All of these work locally. They work best when your agent is running 24/7 — not just when your laptop is on. If you want your automations to keep running overnight and over weekends, deploying your agent on Tulip is the straightforward next step.

Frequently Asked Questions

Do I need to write any code for these?

No. Every use case in this list is set up through natural language instructions or simple configuration in the Control UI. If you can describe what you want, your agent can usually do it.

Can these run automatically, or do I have to ask each time?

Both. You can trigger tasks manually by messaging your agent, or set up scheduled tasks that run at times you define. The morning briefing, monitoring, and weekly check-in examples above all run automatically once configured.

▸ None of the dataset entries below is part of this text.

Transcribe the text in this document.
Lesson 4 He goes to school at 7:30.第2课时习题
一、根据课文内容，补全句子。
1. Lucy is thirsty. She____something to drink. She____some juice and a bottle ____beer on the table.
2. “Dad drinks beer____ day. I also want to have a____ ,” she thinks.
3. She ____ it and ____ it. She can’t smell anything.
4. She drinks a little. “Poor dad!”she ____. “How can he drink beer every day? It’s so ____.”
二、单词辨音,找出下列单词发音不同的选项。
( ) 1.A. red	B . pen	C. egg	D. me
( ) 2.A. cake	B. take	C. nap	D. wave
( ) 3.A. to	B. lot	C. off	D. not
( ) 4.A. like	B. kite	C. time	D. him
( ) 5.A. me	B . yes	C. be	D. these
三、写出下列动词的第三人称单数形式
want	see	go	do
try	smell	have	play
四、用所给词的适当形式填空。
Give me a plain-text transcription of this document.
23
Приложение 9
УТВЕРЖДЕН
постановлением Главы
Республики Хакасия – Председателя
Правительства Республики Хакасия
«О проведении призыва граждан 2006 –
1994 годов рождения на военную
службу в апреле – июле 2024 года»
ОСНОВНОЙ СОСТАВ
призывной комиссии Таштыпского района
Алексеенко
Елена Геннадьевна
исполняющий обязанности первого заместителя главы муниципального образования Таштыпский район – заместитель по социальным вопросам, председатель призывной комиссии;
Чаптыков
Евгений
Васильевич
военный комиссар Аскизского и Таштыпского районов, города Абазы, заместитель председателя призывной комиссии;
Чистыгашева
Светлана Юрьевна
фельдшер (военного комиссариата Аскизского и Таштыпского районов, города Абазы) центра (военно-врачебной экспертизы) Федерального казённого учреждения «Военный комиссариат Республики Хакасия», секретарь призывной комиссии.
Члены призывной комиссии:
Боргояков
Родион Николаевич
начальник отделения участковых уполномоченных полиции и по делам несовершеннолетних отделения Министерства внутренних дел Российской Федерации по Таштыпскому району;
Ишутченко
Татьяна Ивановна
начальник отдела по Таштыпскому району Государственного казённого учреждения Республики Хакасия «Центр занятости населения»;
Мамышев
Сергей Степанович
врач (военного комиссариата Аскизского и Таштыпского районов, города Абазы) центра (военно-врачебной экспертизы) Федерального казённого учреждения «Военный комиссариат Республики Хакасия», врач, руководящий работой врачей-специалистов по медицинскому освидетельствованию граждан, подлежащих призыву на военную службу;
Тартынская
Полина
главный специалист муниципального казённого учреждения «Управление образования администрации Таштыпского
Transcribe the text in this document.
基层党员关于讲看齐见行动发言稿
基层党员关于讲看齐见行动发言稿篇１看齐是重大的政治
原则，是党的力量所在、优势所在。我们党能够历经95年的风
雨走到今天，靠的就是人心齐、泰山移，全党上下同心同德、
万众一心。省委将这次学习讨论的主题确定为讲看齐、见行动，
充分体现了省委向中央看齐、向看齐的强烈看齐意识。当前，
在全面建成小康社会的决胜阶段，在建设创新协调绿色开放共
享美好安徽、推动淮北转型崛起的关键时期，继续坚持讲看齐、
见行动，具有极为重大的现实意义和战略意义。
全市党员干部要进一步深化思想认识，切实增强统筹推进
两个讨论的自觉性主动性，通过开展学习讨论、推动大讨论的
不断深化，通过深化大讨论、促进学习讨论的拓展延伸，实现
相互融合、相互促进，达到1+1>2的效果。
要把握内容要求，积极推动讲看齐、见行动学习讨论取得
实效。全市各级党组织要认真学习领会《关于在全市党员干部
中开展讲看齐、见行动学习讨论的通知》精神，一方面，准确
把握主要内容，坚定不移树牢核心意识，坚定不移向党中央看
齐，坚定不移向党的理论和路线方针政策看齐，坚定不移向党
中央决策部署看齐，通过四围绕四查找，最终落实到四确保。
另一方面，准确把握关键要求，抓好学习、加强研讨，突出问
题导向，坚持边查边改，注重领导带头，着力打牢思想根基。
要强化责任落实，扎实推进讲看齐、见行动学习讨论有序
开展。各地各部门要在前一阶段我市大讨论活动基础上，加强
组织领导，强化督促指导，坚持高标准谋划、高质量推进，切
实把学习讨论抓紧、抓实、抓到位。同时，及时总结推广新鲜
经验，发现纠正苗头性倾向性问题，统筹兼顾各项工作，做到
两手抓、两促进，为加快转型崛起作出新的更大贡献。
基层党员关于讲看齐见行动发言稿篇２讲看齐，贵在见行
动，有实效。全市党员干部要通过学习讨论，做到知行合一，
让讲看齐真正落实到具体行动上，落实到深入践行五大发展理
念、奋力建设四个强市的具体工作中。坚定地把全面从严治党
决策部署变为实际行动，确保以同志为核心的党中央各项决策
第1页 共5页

Which skills do I need for these?

Most of these work with the default install plus Summarize, Agent Browser, and Daily Briefing. File operations use the built-in file tools. Our guide on the best first skills covers installation instructions for all of them.

What if my agent gets something wrong?

Agents make mistakes. Start with low-stakes tasks while you're learning how your agent behaves, and review outputs before acting on them for anything important. Most people find their agent is accurate the vast majority of the time, but building in a quick check is a good habit.